3. Nine provinces to return to in-person classes in August
Education Minister Nicolás Trotta confirmed on Wednesday that in-person classes will resume in provinces already in Phase 5 of reopening, as well as rural establishments and schools in small towns where the coronavirus pandemic remains under control. “We are projecting that the return to classes will have to take into account the epidemiological reality. School is going to be different from March, because not all kids will be able to go to school every day,” stated Trotta in a radio interview. The minister noted that in order to return to classes, a “classroom of 30 students will have to be divided into two or three groups. On the other hand, the minister confirmed that these measures will be obligatory: “Schools that cannot comply with this new protocol are schools that will not receive students until implementing the proper conditions.” The statements made by Trotta came after he led a meeting on Tuesday with the governors of Formosa, Corrientes, Catamarca, Misiones, Santa Fe, San Luis, San Juan, Santiago del Estero and Tucumán to smooth over the details for the return to classes, which will take place in a progressive and phased manner.

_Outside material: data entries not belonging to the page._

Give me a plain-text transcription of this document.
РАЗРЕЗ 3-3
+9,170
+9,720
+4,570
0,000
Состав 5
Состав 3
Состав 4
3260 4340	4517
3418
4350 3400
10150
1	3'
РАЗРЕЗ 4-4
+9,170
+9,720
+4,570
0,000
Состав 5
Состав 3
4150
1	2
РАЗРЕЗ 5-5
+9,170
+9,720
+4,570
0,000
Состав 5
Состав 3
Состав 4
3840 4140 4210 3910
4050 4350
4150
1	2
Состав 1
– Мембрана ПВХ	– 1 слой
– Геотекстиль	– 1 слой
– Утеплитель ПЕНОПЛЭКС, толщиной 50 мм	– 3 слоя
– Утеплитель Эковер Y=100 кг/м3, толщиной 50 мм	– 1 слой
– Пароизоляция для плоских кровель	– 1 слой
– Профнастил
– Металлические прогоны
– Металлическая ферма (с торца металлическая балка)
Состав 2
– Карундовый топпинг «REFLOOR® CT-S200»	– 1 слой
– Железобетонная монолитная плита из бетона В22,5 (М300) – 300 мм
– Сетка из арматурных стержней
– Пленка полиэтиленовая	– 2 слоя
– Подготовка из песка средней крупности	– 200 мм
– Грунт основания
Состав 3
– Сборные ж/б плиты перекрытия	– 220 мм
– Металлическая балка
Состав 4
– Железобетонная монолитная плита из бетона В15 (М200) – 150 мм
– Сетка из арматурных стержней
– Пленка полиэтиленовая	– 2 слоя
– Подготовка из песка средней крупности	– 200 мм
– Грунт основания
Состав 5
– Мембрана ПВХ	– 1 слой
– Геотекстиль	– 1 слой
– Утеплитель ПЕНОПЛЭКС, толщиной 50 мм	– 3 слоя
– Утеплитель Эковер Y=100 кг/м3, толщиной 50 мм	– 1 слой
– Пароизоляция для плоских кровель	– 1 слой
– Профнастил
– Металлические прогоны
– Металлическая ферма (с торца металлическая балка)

4. Minister of Economy discusses debt, Vicentin and wealth tax
Economy Minister Martín Guzmán gave an interview where he referred to several relevant topics. Regarding Argentina’s debt, he mentioned that the government’s most recent “offer shows the will of the government to reach an agreement,” adding that “the two parties began [negotiations] from two distant places and began to come together, but there was a group of creditors that did not want to continue negotiating.” Additionally, he stated that the “process and offer has been received with both domestic and international praise” referencing the G20, the IMF and other economic experts. Regarding the IMF, he stated that “when we negotiate, we are going to aim to have a program that helps Argentina.” Regarding recently-expropriated soy crusher Vicentin, he stated that “in the context of a pandemic, not acting is imprudent. It is important that the state acts to avoid causing issues to workers.” Finally, Guzmán voiced support for a bill submitted by the Fernández administration that would impose a wealth tax, stating that for “those who have the greatest possibility of contributing, it’s reasonable that they do so.”
5. Government authorizes increases for products under price controls
The Secretariat of Interior Commerce authorized an increase between 2 and 4.5% for products that fall under the “Maximum Price” program – in effect through August 31st – and by an average of 5% for the “Safeguarded Prices” program, in effect through October 5th. In the case of the Maximum Price program the price ceilings had been in effect since March 6th, as outlined in the secretariat’s Resolution 100. “Increases in the categories of the Maximum Price program will be 2% for soups, broths, purees, dressings, condiments and snacks; 2.5% for household cleaning and frozen foods; 3% for dairy, produce, conserves, sweeteners and pickled items; 3.5% for personal care; 4% for flours, noodles, crackers and breads, beverages, oils, rice and legumes; and 4.5% for teas,” as outlined by the dependency of the Ministry of Productive Development. On the other hand, an agreement was reached for increases in the Safeguarded Prices program, a voluntary public-private initiative. 44 new products were added, and now 351 products, including household cleaning and sanitation products, pastas, legumes and others are part of the list. “The update was agreed with producers based on cost structures, and varies depending on their category,” the Interior Commerce Secretariat reported.